# Input Feld hinzufügen



## mr b (14. Jul 2004)

heyho,
stelle man sich folgende Situation vor: Man hat ein HTML Formular mit 2 - 3 Input Feldern und nem Submit Butten. Nun kommt ein User daher und will dieses Forumlar ausfüllen. Dem guten User fehlen jetzt aber, um das Forumlar informationsgerecht richtig auszufüllen, noch eine unbestimmte Menge an Input Feldern.
Könnte man dann per Javascript dem User ermöglichen, immer wenn er ein weiteres Input Feld braucht, sich ein weiteres Input Feld hinzuzufügen? Ich meine ich habe soetwas mal vor nem Jahr bei einer Website gesehen, erinnere mich aber nicht mehr an die Adresse dieser Seite. Es geht mir hier ehr um die Funkionalität des Ganzen, als um den Sinn. Ich benötige das ganze aber, um ein dynamisches Forumlar zu erzeugen. Leider verstehe ich zu wenig von Java, um mir das selbst zu schreiben. Bin für jeden Lösungweg offen.

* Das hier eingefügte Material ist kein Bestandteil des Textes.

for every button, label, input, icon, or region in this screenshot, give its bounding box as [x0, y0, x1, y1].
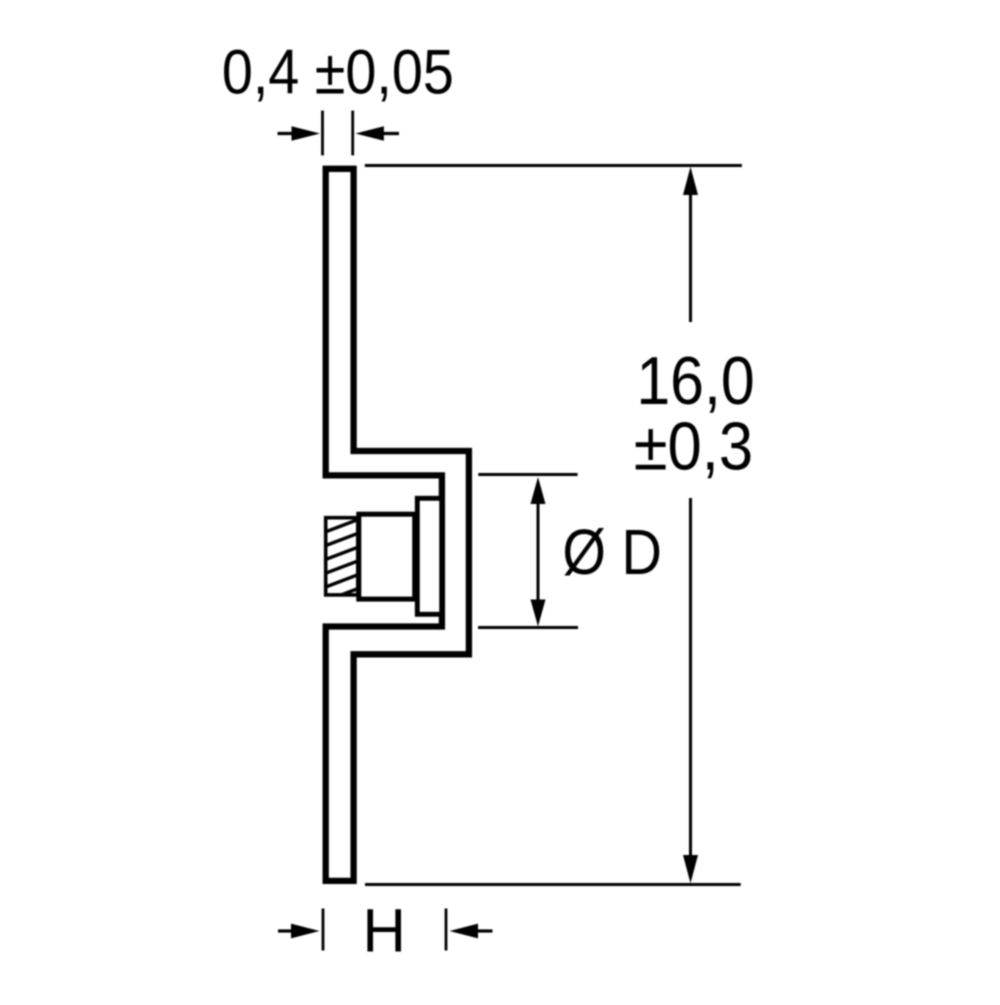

Thanx to the replyers.

greets b


----------



## ProgrammierGenie (21. Aug 2006)

es geht mit document.createElement()


----------



## The_S (21. Aug 2006)

dir ist schon bewusst, dass der Fred über 2 Jahre alt ist!?


----------



## ProgrammierGenie (21. Aug 2006)

Ist mir bewusst aber vielleicht brauchts ja jemand anderer noch mal


----------